Esto es la cultura del esfuerzo.  Eso que construimos alrededor nuestro como espacio de confort en el que crecer, aprender y desarrollarnos como personas, abandonando el estatus de consumidores y recuperando el de seres humanos.  Porque la televisión, la radio o los grandes periódicos no van a construir una ideología que no le interese al sistema que te envuelve y, por lo tanto, no te va a dar ninguna clave para alcanzar la libertad y el bienestar que mereces.  Siempre hay que ir un paso más allá y buscar entre la cultura no subvencionada, entre el pensamiento no patrocinado, porque allí, está la esencia de la libertad.  Después, claro está, cada una de nosotras debemos filtrar esa esencia y construir nuestro pensamiento con la ayuda de las personas de nuestro pueblo, nuestro barrio, en definitiva, de nuestro entorno.  Dejar a los oradores mediáticos en la estacada, solos, aullándole a la luna.  Al fin y al cabo, no nos necesitan para nada.  No son más que estómagos agradecidos que ya reciben su diezmo sin nuestra participación.

Creo que esta es la clave para que no venga cualquier descerebrado a vendernos un discurso absolutamente incoherente cargado de odio.  El amor es lo que debe ser nuestro principio fundamental y los slogans solo te van a transformar en un loro capacitado para repetir frases sueltas, pero incapaz de construir un argumento mínimamente coherente, porque quien te ha vendido la moto así lo quiere.  Horrorízate si te descubres repitiendo la última ocurrencia que has escuchado en la radio o en la tele.  Sonrójate si te descubres plagiando argumentos sin citar la fuente.  Plantéate que, tal vez, no estás plagiando sino repitiendo aquello que quieren que repitas.
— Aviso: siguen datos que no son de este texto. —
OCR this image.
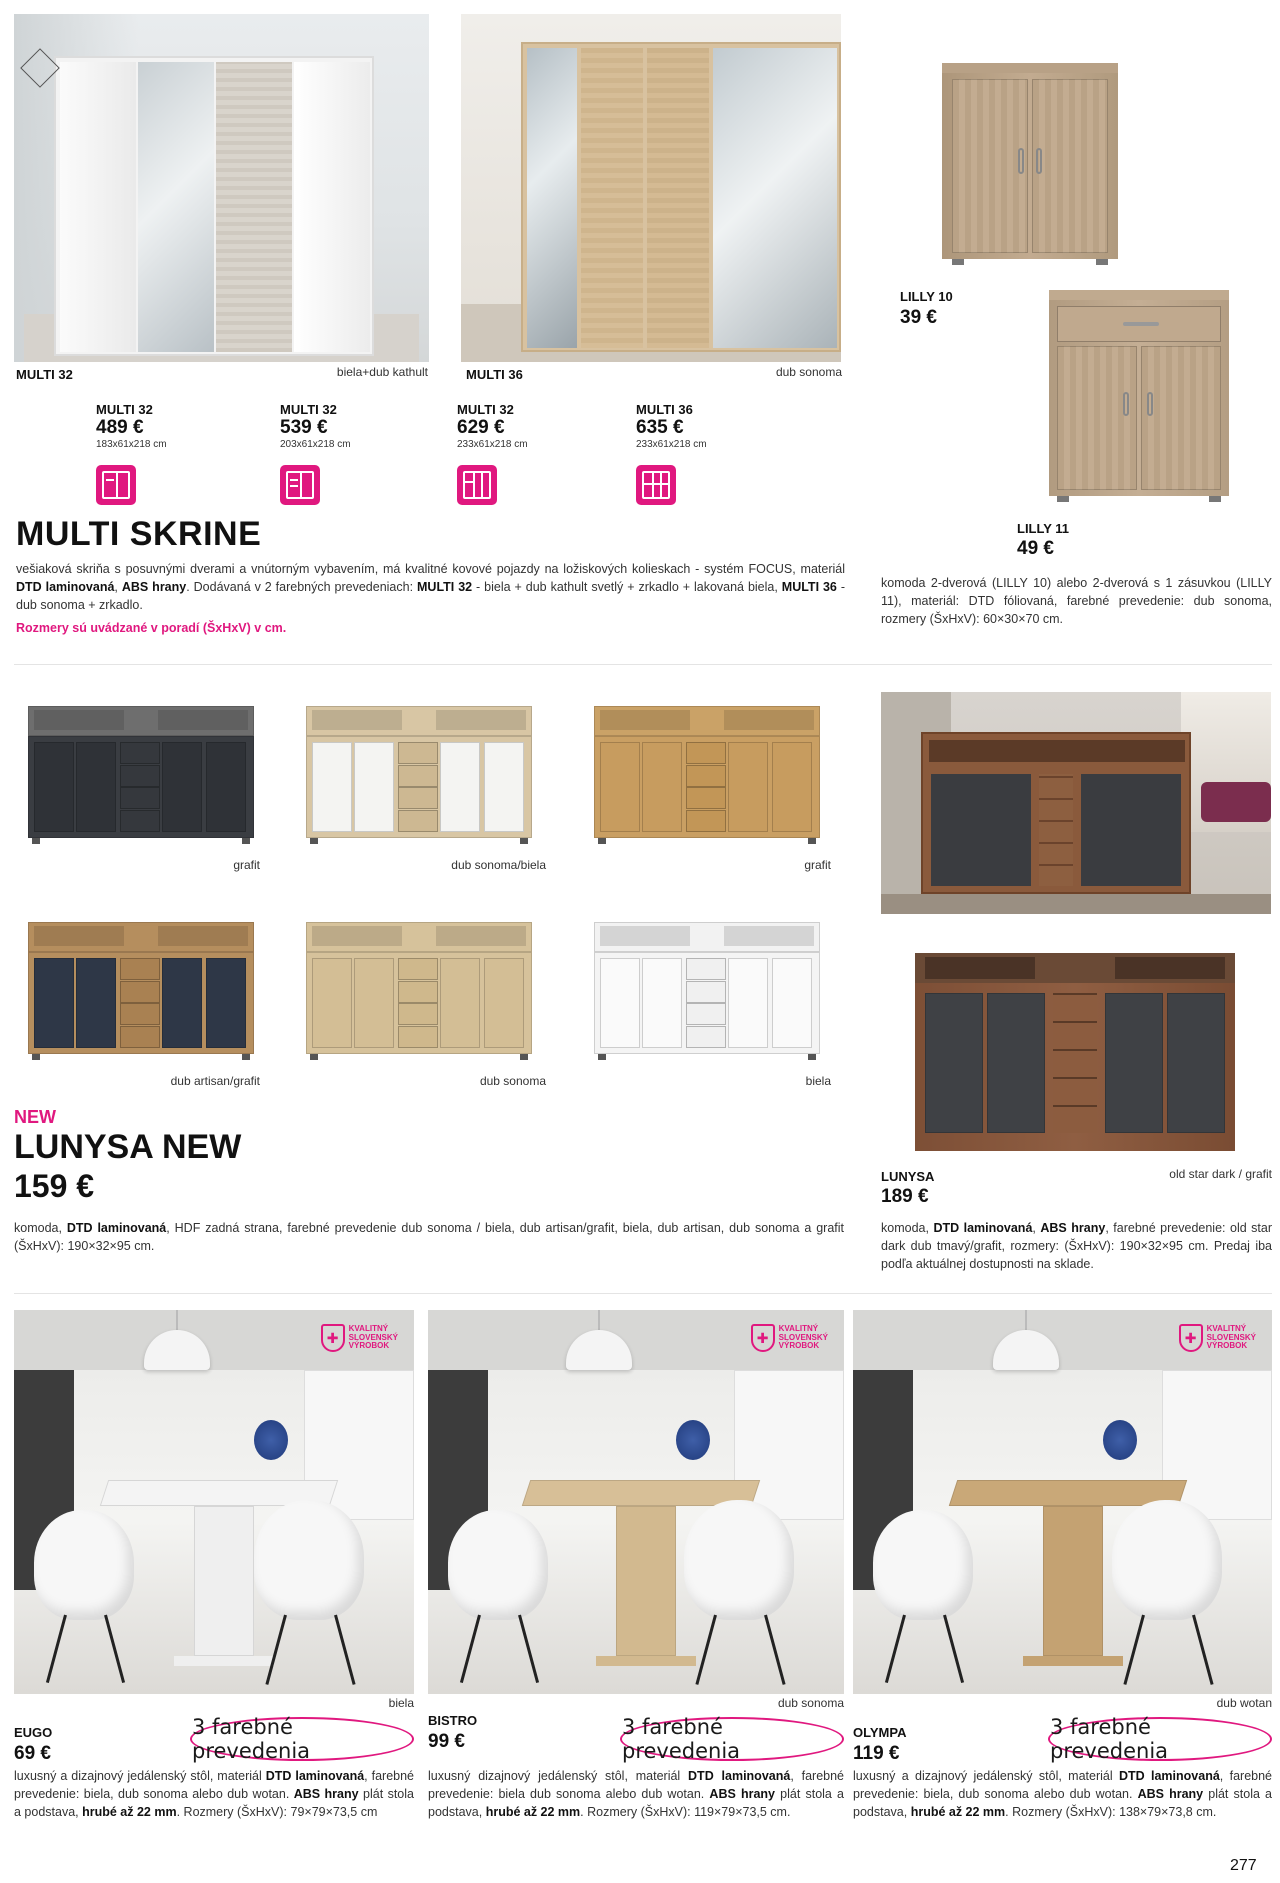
MULTI 32	biela+dub kathult	MULTI 36	dub sonoma
MULTI 32
489 €
183x61x218 cm
MULTI 32
539 €
203x61x218 cm
MULTI 32
629 €
233x61x218 cm
MULTI 36
635 €
233x61x218 cm
MULTI SKRINE
vešiaková skriňa s posuvnými dverami a vnútorným vybavením, má kvalitné kovové pojazdy na ložiskových kolieskach - systém FOCUS, materiál DTD laminovaná, ABS hrany. Dodávaná v 2 farebných prevedeniach: MULTI 32 - biela + dub kathult svetlý + zrkadlo + lakovaná biela, MULTI 36 - dub sonoma + zrkadlo.
Rozmery sú uvádzané v poradí (ŠxHxV) v cm.
LILLY 10
39 €
LILLY 11
49 €
komoda 2-dverová (LILLY 10) alebo 2-dverová s 1 zásuvkou (LILLY 11), materiál: DTD fóliovaná, farebné prevedenie: dub sonoma, rozmery (ŠxHxV): 60×30×70 cm.
grafit	dub sonoma/biela	grafit
dub artisan/grafit	dub sonoma	biela
NEW
LUNYSA NEW
159 €
komoda, DTD laminovaná, HDF zadná strana, farebné prevedenie dub sonoma / biela, dub artisan/grafit, biela, dub artisan, dub sonoma a grafit (ŠxHxV): 190×32×95 cm.
LUNYSA	old star dark / grafit
189 €
komoda, DTD laminovaná, ABS hrany, farebné prevedenie: old star dark dub tmavý/grafit, rozmery: (ŠxHxV): 190×32×95 cm. Predaj iba podľa aktuálnej dostupnosti na sklade.
✚
KVALITNÝ
SLOVENSKÝ
VÝROBOK
biela
EUGO
69 €
3 farebné prevedenia
luxusný a dizajnový jedálenský stôl, materiál DTD laminovaná, farebné prevedenie: biela, dub sonoma alebo dub wotan. ABS hrany plát stola a podstava, hrubé až 22 mm. Rozmery (ŠxHxV): 79×79×73,5 cm
✚
KVALITNÝ
SLOVENSKÝ
VÝROBOK
dub sonoma
BISTRO
99 €
3 farebné prevedenia
luxusný dizajnový jedálenský stôl, materiál DTD laminovaná, farebné prevedenie: biela dub sonoma alebo dub wotan. ABS hrany plát stola a podstava, hrubé až 22 mm. Rozmery (ŠxHxV): 119×79×73,5 cm.
✚
KVALITNÝ
SLOVENSKÝ
VÝROBOK
dub wotan
OLYMPA
119 €
3 farebné prevedenia
luxusný a dizajnový jedálenský stôl, materiál DTD laminovaná, farebné prevedenie: biela, dub sonoma alebo dub wotan. ABS hrany plát stola a podstava, hrubé až 22 mm. Rozmery (ŠxHxV): 138×79×73,8 cm.
277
La cultura del esfuerzo, creo, sinceramente, que va de esto, no de enriquecernos o tener lo que llaman buenos trabajos.  La cultura del esfuerzo es el esfuerzo que somos capaces de desarrollar de manera colectiva para crecer en lo personal, sea pensando o aprendiendo determinas habilidades que no tienen porque derivar en un beneficio económico, sino que estarán orientadas a un beneficio personal que acabará siendo colectivo y que puede llegar a extenderse de tal manera que acabe transformando el mundo.  Primero el mundo que te rodea y, poco a poco, alcanzará la dimensión suficiente como para derivar en una sociedad mejor, más igualitaria, más libre y sin opresores ni oprimidos.  Puede parecer pretencioso, pero si somos capaces de recuperar la vida colectiva seremos capaces de construir la sociedad que queramos colectivamente.